Fiesta del Perdón

No lo parece, pero IOM KIPUR también es una de las FIESTAS de la tradición judía. Si no me confundo, es la más dichosa y alegre de todas (al menos eso dice la mishná al final de Masejet Taanit), aunque la que lleva el apelativo “JAG” (a secas) sea la próxima Sucot (quizás en otro encuentro veamos el motivo).
Acompañando esta idea encontramos (en el Shulján Aruj, Oraj Jaim 604:1) la ordenanza de comer y beber el día previo de forma abundante y a satisfacción. Pero además, también hay que hacerlo con alegría luego del ayuno. Sí, no es suficiente comer por apetito, o para recuperar materia-energía, o por gula, sino que además es una regla de la Tradición y se debe realizar de forma festiva y con manjares habituales para nuestras festividades. Es un hecho, no hay fiesta judía sin comida, Iom Kipur NO ES la excepción.

Quizás nos cuesta considerar a Kipur como una fiesta por el aire de formal seriedad, por el aura que rodea el ritual sagrado, por las restricciones de alimento y placer físico, por su nombre “DÍA DE LA EXPIACIÓN”, por ser uno de los IAMIM NORAIM vaya uno a saber exactamente el motivo para esta exclusión.
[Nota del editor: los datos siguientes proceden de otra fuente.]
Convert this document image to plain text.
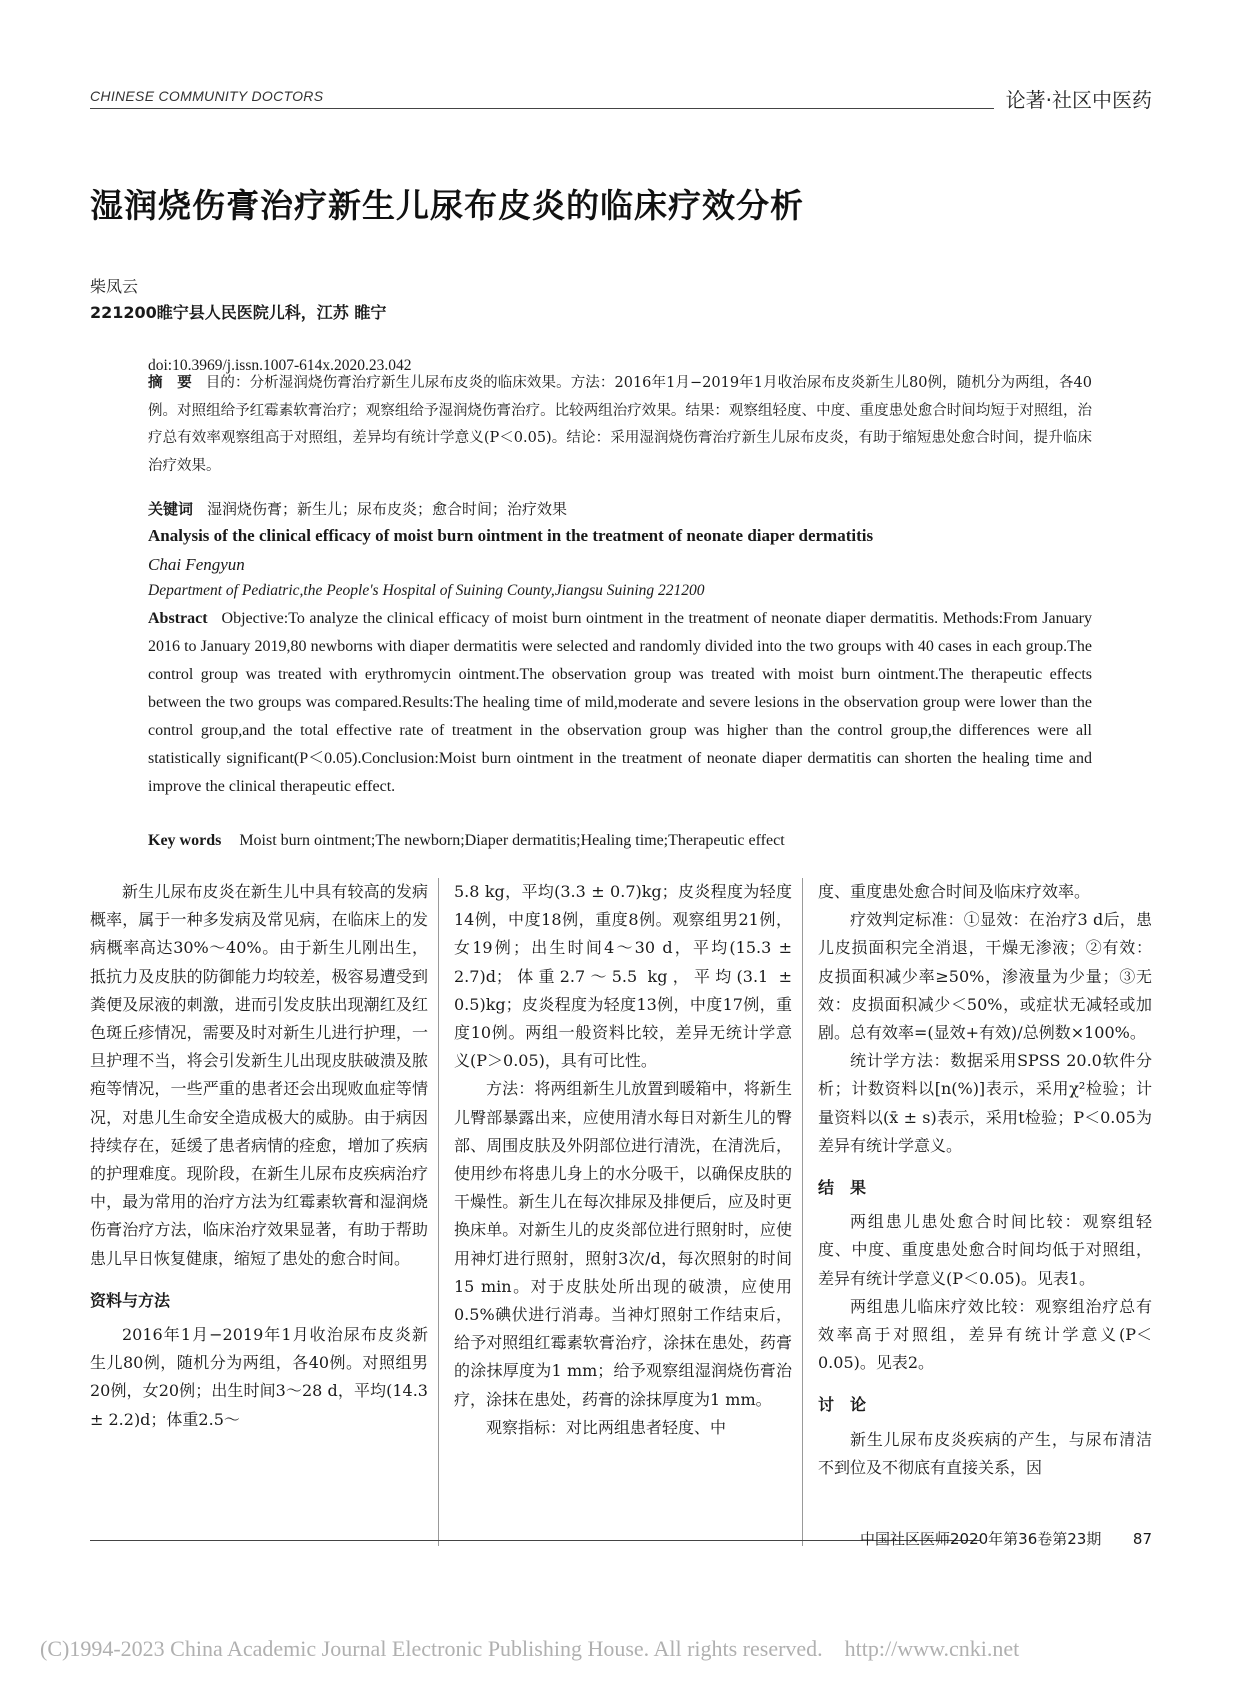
CHINESE COMMUNITY DOCTORS	论著·社区中医药
湿润烧伤膏治疗新生儿尿布皮炎的临床疗效分析
柴凤云
221200睢宁县人民医院儿科，江苏 睢宁
doi:10.3969/j.issn.1007-614x.2020.23.042
摘　要 目的：分析湿润烧伤膏治疗新生儿尿布皮炎的临床效果。方法：2016年1月−2019年1月收治尿布皮炎新生儿80例，随机分为两组，各40例。对照组给予红霉素软膏治疗；观察组给予湿润烧伤膏治疗。比较两组治疗效果。结果：观察组轻度、中度、重度患处愈合时间均短于对照组，治疗总有效率观察组高于对照组，差异均有统计学意义(P＜0.05)。结论：采用湿润烧伤膏治疗新生儿尿布皮炎，有助于缩短患处愈合时间，提升临床治疗效果。
关键词 湿润烧伤膏；新生儿；尿布皮炎；愈合时间；治疗效果
Analysis of the clinical efficacy of moist burn ointment in the treatment of neonate diaper dermatitis
Chai Fengyun
Department of Pediatric,the People's Hospital of Suining County,Jiangsu Suining 221200
Abstract Objective:To analyze the clinical efficacy of moist burn ointment in the treatment of neonate diaper dermatitis. Methods:From January 2016 to January 2019,80 newborns with diaper dermatitis were selected and randomly divided into the two groups with 40 cases in each group.The control group was treated with erythromycin ointment.The observation group was treated with moist burn ointment.The therapeutic effects between the two groups was compared.Results:The healing time of mild,moderate and severe lesions in the observation group were lower than the control group,and the total effective rate of treatment in the observation group was higher than the control group,the differences were all statistically significant(P＜0.05).Conclusion:Moist burn ointment in the treatment of neonate diaper dermatitis can shorten the healing time and improve the clinical therapeutic effect.
Key words Moist burn ointment;The newborn;Diaper dermatitis;Healing time;Therapeutic effect

新生儿尿布皮炎在新生儿中具有较高的发病概率，属于一种多发病及常见病，在临床上的发病概率高达30%～40%。由于新生儿刚出生，抵抗力及皮肤的防御能力均较差，极容易遭受到粪便及尿液的刺激，进而引发皮肤出现潮红及红色斑丘疹情况，需要及时对新生儿进行护理，一旦护理不当，将会引发新生儿出现皮肤破溃及脓疱等情况，一些严重的患者还会出现败血症等情况，对患儿生命安全造成极大的威胁。由于病因持续存在，延缓了患者病情的痊愈，增加了疾病的护理难度。现阶段，在新生儿尿布皮疾病治疗中，最为常用的治疗方法为红霉素软膏和湿润烧伤膏治疗方法，临床治疗效果显著，有助于帮助患儿早日恢复健康，缩短了患处的愈合时间。

资料与方法

2016年1月−2019年1月收治尿布皮炎新生儿80例，随机分为两组，各40例。对照组男20例，女20例；出生时间3～28 d，平均(14.3 ± 2.2)d；体重2.5～

5.8 kg，平均(3.3 ± 0.7)kg；皮炎程度为轻度14例，中度18例，重度8例。观察组男21例，女19例；出生时间4～30 d，平均(15.3 ± 2.7)d；体重2.7～5.5 kg，平均(3.1 ± 0.5)kg；皮炎程度为轻度13例，中度17例，重度10例。两组一般资料比较，差异无统计学意义(P＞0.05)，具有可比性。

方法：将两组新生儿放置到暖箱中，将新生儿臀部暴露出来，应使用清水每日对新生儿的臀部、周围皮肤及外阴部位进行清洗，在清洗后，使用纱布将患儿身上的水分吸干，以确保皮肤的干燥性。新生儿在每次排尿及排便后，应及时更换床单。对新生儿的皮炎部位进行照射时，应使用神灯进行照射，照射3次/d，每次照射的时间15 min。对于皮肤处所出现的破溃，应使用0.5%碘伏进行消毒。当神灯照射工作结束后，给予对照组红霉素软膏治疗，涂抹在患处，药膏的涂抹厚度为1 mm；给予观察组湿润烧伤膏治疗，涂抹在患处，药膏的涂抹厚度为1 mm。

观察指标：对比两组患者轻度、中

度、重度患处愈合时间及临床疗效率。

疗效判定标准：①显效：在治疗3 d后，患儿皮损面积完全消退，干燥无渗液；②有效：皮损面积减少率≥50%，渗液量为少量；③无效：皮损面积减少＜50%，或症状无减轻或加剧。总有效率=(显效+有效)/总例数×100%。

统计学方法：数据采用SPSS 20.0软件分析；计数资料以[n(%)]表示，采用χ²检验；计量资料以(x̄ ± s)表示，采用t检验；P＜0.05为差异有统计学意义。

结　果

两组患儿患处愈合时间比较：观察组轻度、中度、重度患处愈合时间均低于对照组，差异有统计学意义(P＜0.05)。见表1。

两组患儿临床疗效比较：观察组治疗总有效率高于对照组，差异有统计学意义(P＜0.05)。见表2。

讨　论

新生儿尿布皮炎疾病的产生，与尿布清洁不到位及不彻底有直接关系，因

中国社区医师2020年第36卷第23期 87
(C)1994-2023 China Academic Journal Electronic Publishing House. All rights reserved.　http://www.cnki.net
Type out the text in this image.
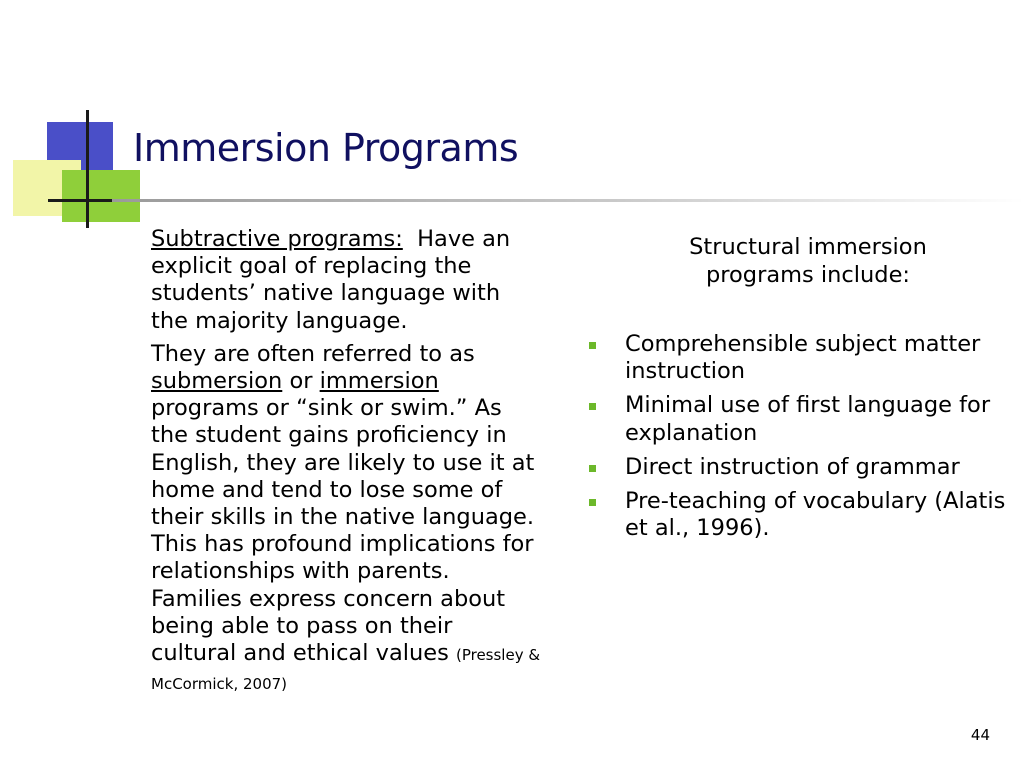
Immersion Programs

Subtractive programs: Have an explicit goal of replacing the students’ native language with the majority language.

They are often referred to as submersion or immersion programs or “sink or swim.” As the student gains proficiency in English, they are likely to use it at home and tend to lose some of their skills in the native language. This has profound implications for relationships with parents. Families express concern about being able to pass on their cultural and ethical values (Pressley & McCormick, 2007)

Structural immersion programs include:
Comprehensible subject matter instruction
Minimal use of first language for explanation
Direct instruction of grammar
Pre-teaching of vocabulary (Alatis et al., 1996).
44
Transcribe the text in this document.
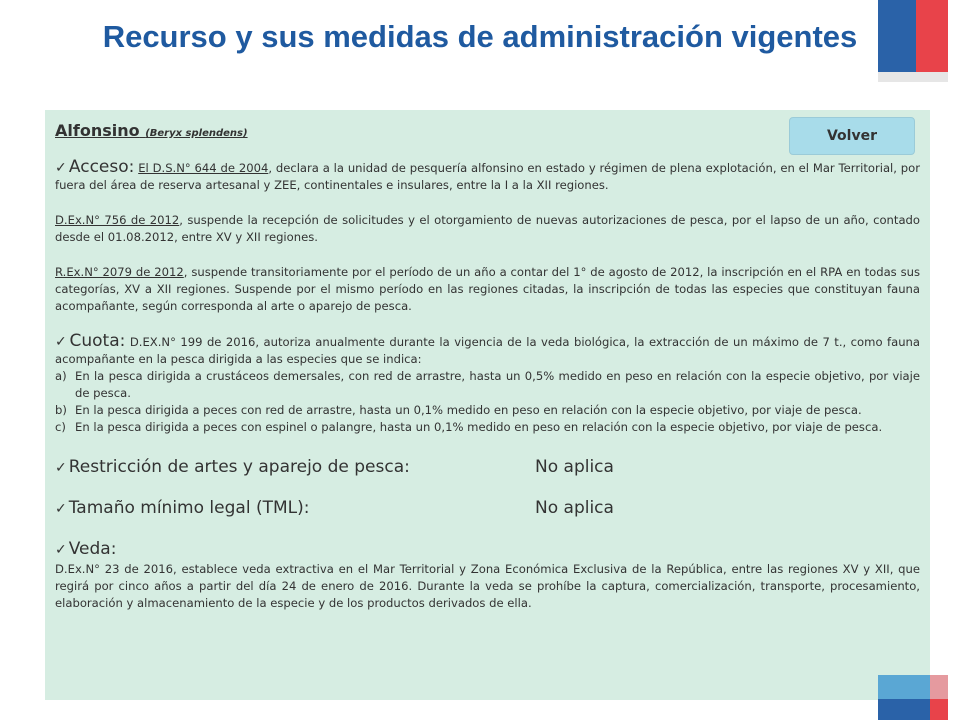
Recurso y sus medidas de administración vigentes
Volver
Alfonsino (Beryx splendens)

✓ Acceso: El D.S.N° 644 de 2004, declara a la unidad de pesquería alfonsino en estado y régimen de plena explotación, en el Mar Territorial, por fuera del área de reserva artesanal y ZEE, continentales e insulares, entre la I a la XII regiones.

D.Ex.N° 756 de 2012, suspende la recepción de solicitudes y el otorgamiento de nuevas autorizaciones de pesca, por el lapso de un año, contado desde el 01.08.2012, entre XV y XII regiones.

R.Ex.N° 2079 de 2012, suspende transitoriamente por el período de un año a contar del 1° de agosto de 2012, la inscripción en el RPA en todas sus categorías, XV a XII regiones. Suspende por el mismo período en las regiones citadas, la inscripción de todas las especies que constituyan fauna acompañante, según corresponda al arte o aparejo de pesca.

✓ Cuota: D.EX.N° 199 de 2016, autoriza anualmente durante la vigencia de la veda biológica, la extracción de un máximo de 7 t., como fauna acompañante en la pesca dirigida a las especies que se indica:

a) En la pesca dirigida a crustáceos demersales, con red de arrastre, hasta un 0,5% medido en peso en relación con la especie objetivo, por viaje de pesca.
b) En la pesca dirigida a peces con red de arrastre, hasta un 0,1% medido en peso en relación con la especie objetivo, por viaje de pesca.
c) En la pesca dirigida a peces con espinel o palangre, hasta un 0,1% medido en peso en relación con la especie objetivo, por viaje de pesca.
✓ Restricción de artes y aparejo de pesca:	No aplica
✓ Tamaño mínimo legal (TML):	No aplica
✓ Veda:

D.Ex.N° 23 de 2016, establece veda extractiva en el Mar Territorial y Zona Económica Exclusiva de la República, entre las regiones XV y XII, que regirá por cinco años a partir del día 24 de enero de 2016. Durante la veda se prohíbe la captura, comercialización, transporte, procesamiento, elaboración y almacenamiento de la especie y de los productos derivados de ella.
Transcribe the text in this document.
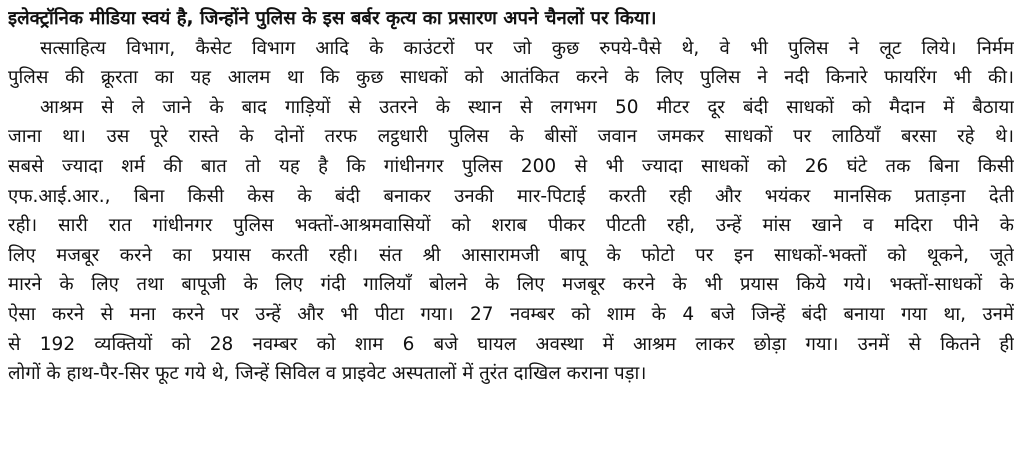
इलेक्ट्रॉनिक मीडिया स्वयं है, जिन्होंने पुलिस के इस बर्बर कृत्य का प्रसारण अपने चैनलों पर किया।
सत्साहित्य विभाग, कैसेट विभाग आदि के काउंटरों पर जो कुछ रुपये-पैसे थे, वे भी पुलिस ने लूट लिये। निर्मम
पुलिस की क्रूरता का यह आलम था कि कुछ साधकों को आतंकित करने के लिए पुलिस ने नदी किनारे फायरिंग भी की।
आश्रम से ले जाने के बाद गाड़ियों से उतरने के स्थान से लगभग 50 मीटर दूर बंदी साधकों को मैदान में बैठाया
जाना था। उस पूरे रास्ते के दोनों तरफ लट्ठधारी पुलिस के बीसों जवान जमकर साधकों पर लाठियाँ बरसा रहे थे।
सबसे ज्यादा शर्म की बात तो यह है कि गांधीनगर पुलिस 200 से भी ज्यादा साधकों को 26 घंटे तक बिना किसी
एफ.आई.आर., बिना किसी केस के बंदी बनाकर उनकी मार-पिटाई करती रही और भयंकर मानसिक प्रताड़ना देती
रही। सारी रात गांधीनगर पुलिस भक्तों-आश्रमवासियों को शराब पीकर पीटती रही, उन्हें मांस खाने व मदिरा पीने के
लिए मजबूर करने का प्रयास करती रही। संत श्री आसारामजी बापू के फोटो पर इन साधकों-भक्तों को थूकने, जूते
मारने के लिए तथा बापूजी के लिए गंदी गालियाँ बोलने के लिए मजबूर करने के भी प्रयास किये गये। भक्तों-साधकों के
ऐसा करने से मना करने पर उन्हें और भी पीटा गया। 27 नवम्बर को शाम के 4 बजे जिन्हें बंदी बनाया गया था, उनमें
से 192 व्यक्तियों को 28 नवम्बर को शाम 6 बजे घायल अवस्था में आश्रम लाकर छोड़ा गया। उनमें से कितने ही
लोगों के हाथ-पैर-सिर फूट गये थे, जिन्हें सिविल व प्राइवेट अस्पतालों में तुरंत दाखिल कराना पड़ा।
Si echamos un veloz vistazo a la historia que le dio origen, quizás descubramos el motivo para tanta alegría.
Ubiquémonos tres meses luego de la Salida de Egipto, Moshé desciende del har Sinai portando las Lujot haBerit, pero su trayecto se vio interrumpido por un pequeño grupo de personas dentro del campamento de Israel que estaban adorando una estatua en forma de becerro de oro, negando así el reciente compromiso asumido de seguir los mandamientos de Hashem. Las tablas fueron destruidas y un gran abatimiento cayó sobre todo el campamento de Israel. Moshé tuvo que pasar varias semanas rezando pidiendo el perdón por la nación, luego regresó a las alturas del monte Sinai para encontrarse nuevamente con Hashem por otros cuarenta días con sus noches.
Al fin, el 10 de TISHREI, descendió, portando dos regalos de Dios para el pueblo judío:

  1. El perdón por el pecado del becerro, resumido en: “SALAJTI KIDBAREJA”.

  2. Las SEGUNDAS LUJOT HABeRIT, que permanecen intactas hasta el día de hoy (ocultas y en lugar desconocido).

Esto es lo que celebramos en este día.
Que el hombre peca pero tiene la oportunidad de expiar sus errores y renovar su vida. No estamos destinados al sufrimiento o el rechazo a causa de nuestras debilidades, naturalmente humanas. Sino que el Eterno es un Padre, exigente pero al mismo tiempo paciente y amoroso, que nos brinda chances para enmendarnos, mejorarnos, crecer. Tenemos la poderosa herramienta llamada: TESHUVÁ.

Entonces, ¿cómo no estar contentos y en paz?
Si hacemos nuestra parte, Él seguramente hace la Suya.
Si aprovechamos el tiempo especial de reflexión, conciencia, compromiso, arrepentimiento que es Iom Kipur, ¿cómo no estaremos tranquilos y alegres, sabiendo que estamos en sintonía con nuestro Padre?
Y no solamente con él, sino también con nuestro prójimo, porque el perdón se lo debemos pedir a los que hemos perjudicado, y hacer todo para corregir lo perjudicado y no volverlo a hacer.
Y también con uno mismo, porque mientras cargamos culpas se nos dificulta la felicidad, pero al borrar el malestar y recomenzar a andar el camino del bien, nos sentimos más plenos, más poderosos, lo que nos lleva a la felicidad.
Esta plenitud es una de las explicaciones para no comer en este día, pues, ¿cómo estar ocupados comiendo y bebiendo si estamos llenos de emoción y “adrenalina” a causa de todo lo bueno que estamos haciendo y recibiendo? Como cuando un niño recibe un regalo muy esperado, y que olvida todo el resto de las cosas por un rato. Por un día está bien así, festejar sin preocuparse de las cosas materiales, pero solo por un día, porque el judaísmo enseña a descubrir también la santidad en las cosas comunes y hacer espiritual todo momento.

Así pues, aprovechemos este día especial, para ser FELICES de la mejor manera posible.
¡Shabbat Shalom umeboraj – Jag Sameaj!